Additionally, when it comes to the analytics and algorithms used to process the data, companies need to ensure that they have adequate governance and oversight in place to protect against biased or unfair results.
The American Experience
Law enforcement activities in the United States suggest that these risks are significant. The SEC has already taken action against App Annie, a company that sells market data on mobile phone app performance (such as number of downloads and total revenue). This data was collected by the company by offering a free service to the applications themselves. The SEC found that, contrary to its representations to its customers, App Annie used non-aggregated, non-anonymized data from the apps it served, in order to make the market data it sold more accurate.
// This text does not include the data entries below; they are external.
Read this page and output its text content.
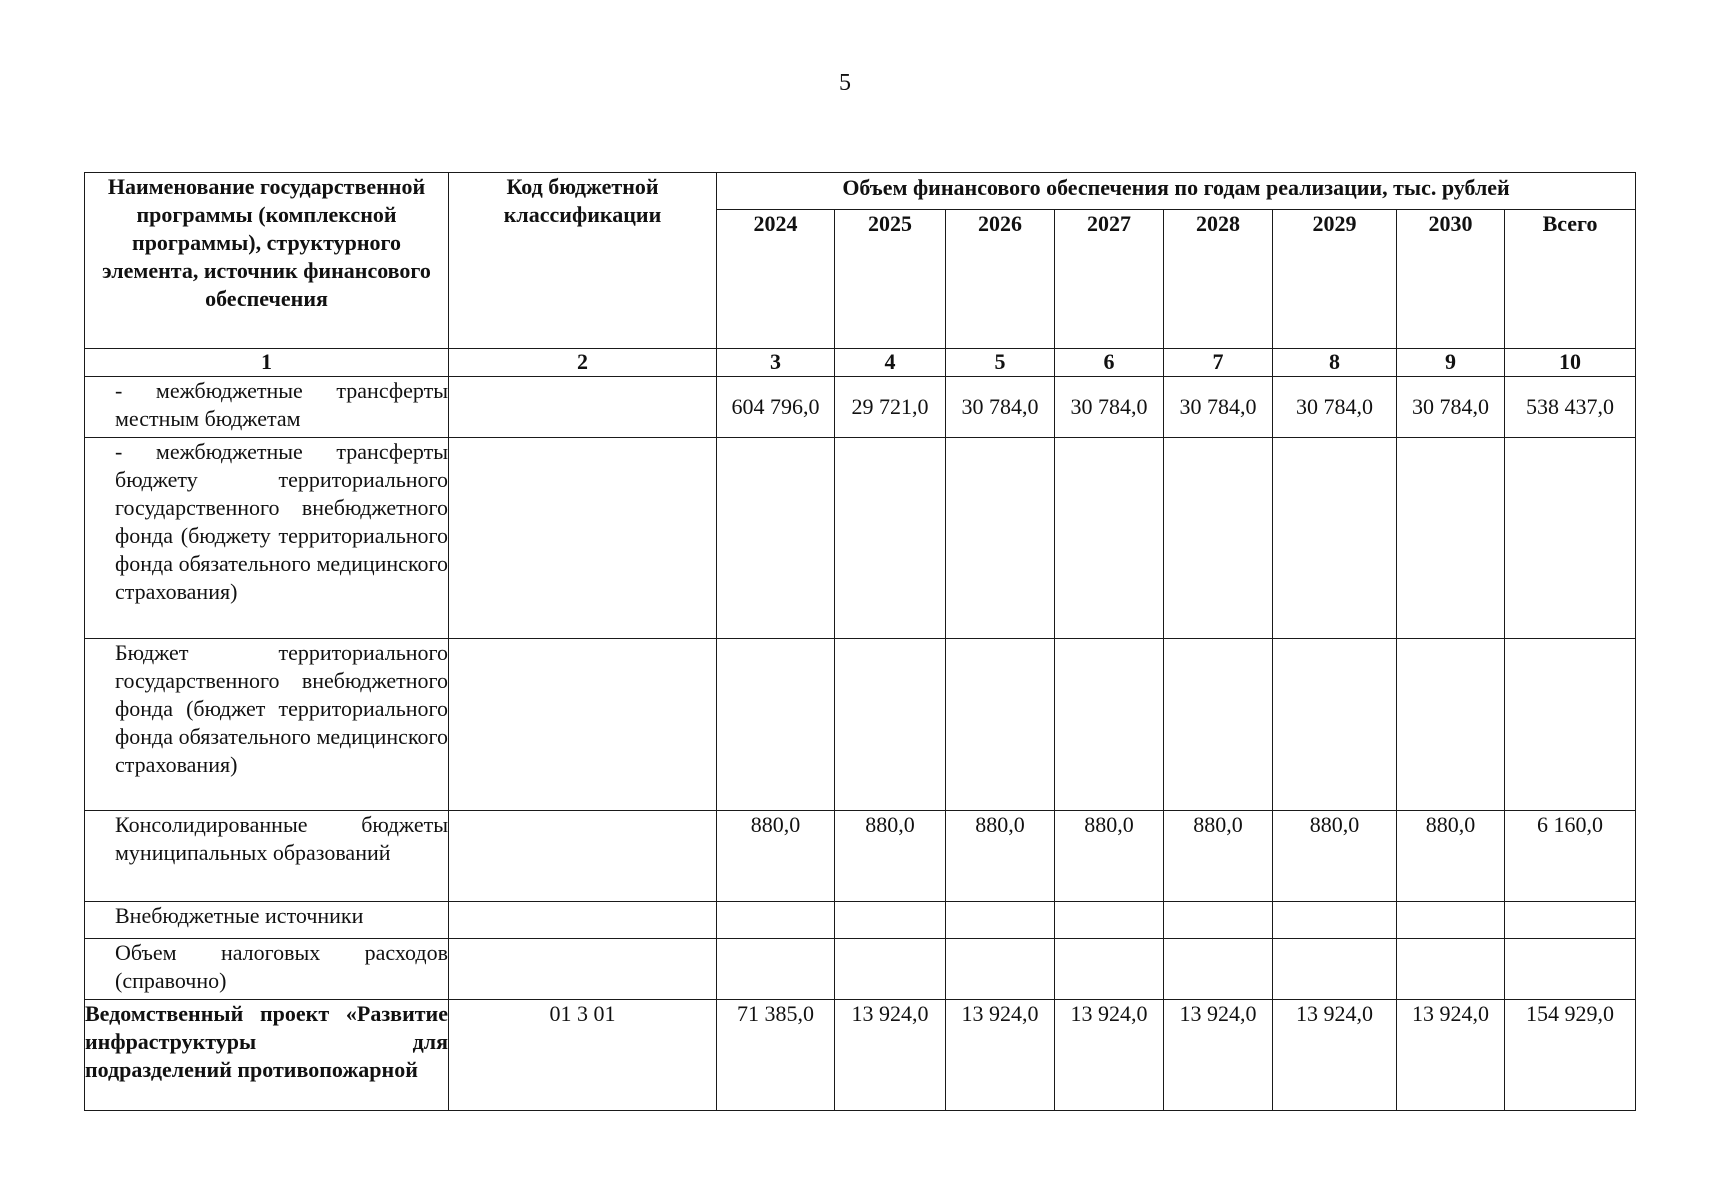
5
Наименование государственной программы (комплексной программы), структурного элемента, источник финансового обеспечения	Код бюджетной классификации	Объем финансового обеспечения по годам реализации, тыс. рублей							
		2024	2025	2026	2027	2028	2029	2030	Всего
1	2	3	4	5	6	7	8	9	10

- межбюджетные трансферты местным бюджетам		604 796,0	29 721,0	30 784,0	30 784,0	30 784,0	30 784,0	30 784,0	538 437,0

- межбюджетные трансферты бюджету территориального государственного внебюджетного фонда (бюджету территориального фонда обязательного медицинского страхования)									

Бюджет территориального государственного внебюджетного фонда (бюджет территориального фонда обязательного медицинского страхования)									

Консолидированные бюджеты муниципальных образований		880,0	880,0	880,0	880,0	880,0	880,0	880,0	6 160,0

Внебюджетные источники									

Объем налоговых расходов (справочно)									

Ведомственный проект «Развитие инфраструктуры для подразделений противопожарной	01 3 01	71 385,0	13 924,0	13 924,0	13 924,0	13 924,0	13 924,0	13 924,0	154 929,0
The SEC order also noted that the company had assured its customers that it had put in place internal processes and controls to ensure that it did not sell them material nonpublic information in violation of the federal securities laws.18 We note however, unlike the UK, that the definition of non-public in a US context relates to the dissemination of information, rather than its availability in the UK, “public” means widespread availability, unlike to the American definition of “widespread”.
The FCA draws few conclusions in the statement, but plans to monitor market developments. It has commissioned further research on the extent of alternative data use and data analysis, to better understand the risks and benefits. Whatever the outcome, these issues are likely to gain traction for two reasons. First, given the reliance on alternative data to assess ESG benchmarks, its use will increase in line with investor interest in social and sustainability issues. Second, the FCA increasingly sees itself as a data regulator as much as a financial one, as big data pervades every aspect of our lives, including financial services.19 Ultimately, companies will need to identify, understand and manage the risks raised by the use of these datasets.